4° carta

El monte Elbruz habla

Querido Antonio Zárate

En la segunda carta que te escribí, te conté que a pesar de no estar más pintado de azul, seguiría siendo El Maestro Azul. Y te di dos motivos, de los que expliqué sólo uno, dejando un halo de misterio sobre el segundo:

Hay algo que quiero dejar claro, se trata de mi nombre. A pesar de la mala experiencia con la pintura, sigo siendo El Maestro Azul; en primer lugar, porque sería poco serio de mi parte andar cambiando de nombre como de calzoncillo, y en segundo lugar, porque sucedió algo impresionante que me indicó que mi nombre, definitivamente, es Azul. Esto segundo no te lo contaré ahora, ya que no sé si estoy autorizado a hacerlo; lamento el misterio que dejo sobre esta cuestión. Si todo sale bien, si recibo el permiso, te haré saber esto que no te conté en mi próxima carta.

He decidido contarte lo que no te conté, aunque no recibí aquel permiso que mencioné.

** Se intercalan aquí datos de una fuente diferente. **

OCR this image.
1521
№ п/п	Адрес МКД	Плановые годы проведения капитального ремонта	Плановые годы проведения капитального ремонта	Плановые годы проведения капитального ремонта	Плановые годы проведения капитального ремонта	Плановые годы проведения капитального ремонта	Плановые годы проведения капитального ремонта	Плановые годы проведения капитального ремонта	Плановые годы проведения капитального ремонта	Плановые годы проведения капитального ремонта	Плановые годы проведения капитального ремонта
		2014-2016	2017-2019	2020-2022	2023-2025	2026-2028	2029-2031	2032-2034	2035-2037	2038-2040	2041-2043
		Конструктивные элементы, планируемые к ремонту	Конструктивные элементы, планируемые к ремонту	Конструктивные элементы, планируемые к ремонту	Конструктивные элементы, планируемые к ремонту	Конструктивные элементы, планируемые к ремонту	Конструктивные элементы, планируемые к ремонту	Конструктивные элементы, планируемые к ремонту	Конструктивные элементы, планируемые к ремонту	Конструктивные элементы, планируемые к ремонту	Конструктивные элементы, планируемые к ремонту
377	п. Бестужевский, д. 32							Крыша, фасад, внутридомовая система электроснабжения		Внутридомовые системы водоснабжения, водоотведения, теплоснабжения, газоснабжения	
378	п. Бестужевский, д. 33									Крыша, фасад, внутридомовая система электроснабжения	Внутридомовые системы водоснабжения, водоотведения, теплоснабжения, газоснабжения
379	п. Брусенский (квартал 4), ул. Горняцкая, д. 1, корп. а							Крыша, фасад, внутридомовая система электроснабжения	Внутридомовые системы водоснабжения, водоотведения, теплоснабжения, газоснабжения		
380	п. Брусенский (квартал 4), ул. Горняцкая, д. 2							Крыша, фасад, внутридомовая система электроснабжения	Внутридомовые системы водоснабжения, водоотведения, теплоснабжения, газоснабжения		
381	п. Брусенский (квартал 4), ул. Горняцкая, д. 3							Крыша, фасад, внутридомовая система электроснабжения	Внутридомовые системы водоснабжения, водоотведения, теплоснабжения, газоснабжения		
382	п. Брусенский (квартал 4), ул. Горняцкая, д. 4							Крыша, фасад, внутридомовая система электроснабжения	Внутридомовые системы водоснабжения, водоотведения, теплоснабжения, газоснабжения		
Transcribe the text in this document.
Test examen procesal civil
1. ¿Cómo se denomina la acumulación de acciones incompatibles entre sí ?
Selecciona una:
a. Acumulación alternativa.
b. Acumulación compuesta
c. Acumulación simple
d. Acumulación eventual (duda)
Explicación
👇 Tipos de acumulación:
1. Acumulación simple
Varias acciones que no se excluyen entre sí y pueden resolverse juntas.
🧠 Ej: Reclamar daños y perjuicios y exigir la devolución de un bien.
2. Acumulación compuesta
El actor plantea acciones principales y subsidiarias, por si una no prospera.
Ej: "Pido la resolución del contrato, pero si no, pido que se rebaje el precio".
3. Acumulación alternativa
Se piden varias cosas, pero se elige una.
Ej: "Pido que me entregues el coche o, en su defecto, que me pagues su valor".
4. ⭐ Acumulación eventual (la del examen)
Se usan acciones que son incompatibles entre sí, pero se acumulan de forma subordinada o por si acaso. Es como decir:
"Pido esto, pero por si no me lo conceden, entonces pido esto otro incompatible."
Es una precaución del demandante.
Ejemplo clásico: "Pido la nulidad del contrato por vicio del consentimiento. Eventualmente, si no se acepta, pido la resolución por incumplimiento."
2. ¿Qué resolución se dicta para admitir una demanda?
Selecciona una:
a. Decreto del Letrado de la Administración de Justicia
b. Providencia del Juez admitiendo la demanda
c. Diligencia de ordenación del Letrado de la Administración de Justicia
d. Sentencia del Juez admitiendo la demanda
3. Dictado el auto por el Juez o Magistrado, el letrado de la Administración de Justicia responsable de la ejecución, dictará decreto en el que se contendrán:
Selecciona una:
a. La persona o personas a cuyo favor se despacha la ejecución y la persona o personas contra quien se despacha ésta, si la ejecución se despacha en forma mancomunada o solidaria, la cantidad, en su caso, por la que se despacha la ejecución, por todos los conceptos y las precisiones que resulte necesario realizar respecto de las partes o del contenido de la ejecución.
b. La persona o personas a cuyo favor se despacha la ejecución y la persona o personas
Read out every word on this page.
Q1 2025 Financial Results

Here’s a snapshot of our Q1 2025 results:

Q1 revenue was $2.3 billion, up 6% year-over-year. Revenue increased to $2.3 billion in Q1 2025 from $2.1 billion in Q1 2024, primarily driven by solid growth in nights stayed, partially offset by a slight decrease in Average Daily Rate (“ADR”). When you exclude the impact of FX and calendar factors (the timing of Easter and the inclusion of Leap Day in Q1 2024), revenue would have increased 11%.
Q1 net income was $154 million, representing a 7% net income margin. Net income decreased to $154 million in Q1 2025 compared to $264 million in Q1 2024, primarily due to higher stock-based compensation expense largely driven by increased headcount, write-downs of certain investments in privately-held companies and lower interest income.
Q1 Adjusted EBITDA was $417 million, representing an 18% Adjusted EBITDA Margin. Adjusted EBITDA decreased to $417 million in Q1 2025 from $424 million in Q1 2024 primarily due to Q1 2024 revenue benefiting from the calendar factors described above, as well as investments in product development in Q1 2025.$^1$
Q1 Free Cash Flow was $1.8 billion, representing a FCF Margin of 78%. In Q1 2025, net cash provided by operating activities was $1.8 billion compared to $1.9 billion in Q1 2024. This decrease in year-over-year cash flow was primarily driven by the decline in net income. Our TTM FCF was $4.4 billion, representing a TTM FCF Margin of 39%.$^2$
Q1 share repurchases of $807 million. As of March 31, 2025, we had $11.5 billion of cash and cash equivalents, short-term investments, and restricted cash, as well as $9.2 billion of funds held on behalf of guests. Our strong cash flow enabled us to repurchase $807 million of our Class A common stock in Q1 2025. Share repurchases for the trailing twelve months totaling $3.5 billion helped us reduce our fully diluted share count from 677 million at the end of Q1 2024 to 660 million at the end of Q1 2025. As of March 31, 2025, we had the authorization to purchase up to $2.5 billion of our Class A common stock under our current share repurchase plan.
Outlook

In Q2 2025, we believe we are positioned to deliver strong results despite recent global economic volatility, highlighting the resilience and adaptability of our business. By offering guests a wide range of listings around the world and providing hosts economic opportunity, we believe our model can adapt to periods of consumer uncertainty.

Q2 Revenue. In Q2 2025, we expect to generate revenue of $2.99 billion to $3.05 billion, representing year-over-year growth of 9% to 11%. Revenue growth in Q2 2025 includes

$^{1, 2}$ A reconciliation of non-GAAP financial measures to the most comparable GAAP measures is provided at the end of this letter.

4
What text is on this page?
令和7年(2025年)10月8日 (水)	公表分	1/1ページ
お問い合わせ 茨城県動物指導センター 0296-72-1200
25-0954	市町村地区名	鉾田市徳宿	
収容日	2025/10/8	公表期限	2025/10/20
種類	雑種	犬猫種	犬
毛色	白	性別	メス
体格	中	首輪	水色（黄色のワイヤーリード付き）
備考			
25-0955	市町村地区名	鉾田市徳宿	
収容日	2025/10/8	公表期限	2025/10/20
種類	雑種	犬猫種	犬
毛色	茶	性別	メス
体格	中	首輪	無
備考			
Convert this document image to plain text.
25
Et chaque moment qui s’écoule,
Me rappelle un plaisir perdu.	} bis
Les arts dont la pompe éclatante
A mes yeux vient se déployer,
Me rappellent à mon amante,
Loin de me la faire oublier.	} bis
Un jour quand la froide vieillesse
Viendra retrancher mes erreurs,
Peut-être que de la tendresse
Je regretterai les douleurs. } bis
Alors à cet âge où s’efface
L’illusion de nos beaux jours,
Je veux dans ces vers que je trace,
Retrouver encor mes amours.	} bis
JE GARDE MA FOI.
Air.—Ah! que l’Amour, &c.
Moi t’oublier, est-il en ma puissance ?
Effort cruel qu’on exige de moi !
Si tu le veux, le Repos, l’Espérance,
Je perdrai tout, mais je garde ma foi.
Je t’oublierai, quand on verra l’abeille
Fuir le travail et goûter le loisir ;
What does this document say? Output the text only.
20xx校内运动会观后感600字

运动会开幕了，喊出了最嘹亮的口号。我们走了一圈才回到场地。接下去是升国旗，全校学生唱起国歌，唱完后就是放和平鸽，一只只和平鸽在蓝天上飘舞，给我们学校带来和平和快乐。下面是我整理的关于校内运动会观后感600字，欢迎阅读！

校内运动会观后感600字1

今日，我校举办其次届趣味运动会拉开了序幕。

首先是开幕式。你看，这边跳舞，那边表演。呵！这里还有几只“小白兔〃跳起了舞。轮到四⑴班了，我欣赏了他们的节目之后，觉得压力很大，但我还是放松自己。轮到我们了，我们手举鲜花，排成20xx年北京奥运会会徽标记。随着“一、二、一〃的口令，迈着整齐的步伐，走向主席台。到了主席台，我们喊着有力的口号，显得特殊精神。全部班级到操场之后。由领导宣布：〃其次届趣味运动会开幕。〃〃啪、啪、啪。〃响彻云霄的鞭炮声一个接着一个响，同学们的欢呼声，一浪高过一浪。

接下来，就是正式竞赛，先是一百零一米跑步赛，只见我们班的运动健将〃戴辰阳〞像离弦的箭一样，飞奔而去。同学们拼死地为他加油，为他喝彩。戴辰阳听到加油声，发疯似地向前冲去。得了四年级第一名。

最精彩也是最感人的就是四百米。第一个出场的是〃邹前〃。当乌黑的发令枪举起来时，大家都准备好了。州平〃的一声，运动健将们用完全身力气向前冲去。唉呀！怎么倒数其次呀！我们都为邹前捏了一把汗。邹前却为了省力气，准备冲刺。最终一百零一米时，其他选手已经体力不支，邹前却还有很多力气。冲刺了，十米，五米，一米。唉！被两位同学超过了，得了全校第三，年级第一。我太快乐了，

Esa tarde no tenía mucho por hacer. Simplemente pensaba, sentado sobre un toallón de Bon Jovi que gané en un sorteo hace muchos años, mientras contemplaba la inmensidad del paisaje del Elbruz.





De repente, sin darme cuenta, me encontré hablándole al monte, compartiendo con él mis pensamientos.

--Siempre me gustó más Intrusos, el programa de Jorge Rial, que Rumores, el de Carlos Monti y Susana Rocasalvo. No sé bien por qué. Rial me parece un caníbal, un cuervo, sin límites; Monti y Rocasalvo me resultan lo contrario, aunque también los veía tontos, y a Rial, vivo. Una vez dijeron, no sé dónde, que Monti tiene mal aliento. Lo mismo dijeron de Araceli González. De ella también escuché que tenía olor a chivo. ¡Qué locura! A mí me hubiese gustado hacer el trencito con la Rocasalvo, a pesar de que me resultaba fulera, pero no sé por qué tenía ganas de hacer el trencito con ella...


--¡A tí te hablo!--gritó alguien, con voz grave, como si el mismísimo Dios hubiese hecho esa exclamación, interrumpiendo mi monólogo.

Me asusté, miré hacia todos lados; nada, nadie.

--¡A tí te hablo!--se escuchó otra vez, con la misma severidad.

--¡Quién sos, dónde estás! ¡Por qué a mí, qué hice!--pregunté, con desesperación.

--Soy el monte Elbruz--dijo--. Y quiero que sepas que tu nombre es Azul. Ahora, sigue meditando, hijo mío. Yo, seguiré con lo mío.

Estupefacto, me tiré al piso. La voz no venía del cielo, ni de los costados, ni del piso de nieve, ni de ningún lugar; venía de todos los lugares al mismo tiempo. Durante unos minutos, lo llamé incesantemente, pero no hubo caso, no respondía.

Y desde que eso sucedió, todos los días le hablé y lo llamé y le pedí que me hablara, pero tampoco tuve suerte. Aparentemente, no soy el que elige cuando hablamos. Tal vez, jamás lo volvamos a hacer.
De todos modos, la desaparición me entristece poco cuando pienso en la aparición. Seguramente, fue la experiencia más extraordinaria que viví, ni más ni menos.


Sabrás comprender, ahora, porque estoy más seguro que nunca que soy El Maestro Azul. ¿Cómo no creerle al mismísimo monte Elbruz?

¡Ah, qué linda madruga estoy pasando acá! Recordando mi encuentro con el monte, contándotelo. Antes de ponerme a escribir esta carta, armé una fogota. ¡Ah, qué buena idea! ¡Esta fogata sólo Para Mí, en el medio del Elbruz! ¡Qué maravilla!

Me parece que de un momento a otro me consigo una guitarra y, al costado del fuego, me pongo a cantar todas las canciones de Juan Luis Guerra que me sé.

Antonio, estimado y querido Antonio, me despido hasta la próxima. Ahora, me voy a tirar sobre un colchón al costado de las llamas, a mirar el cielo.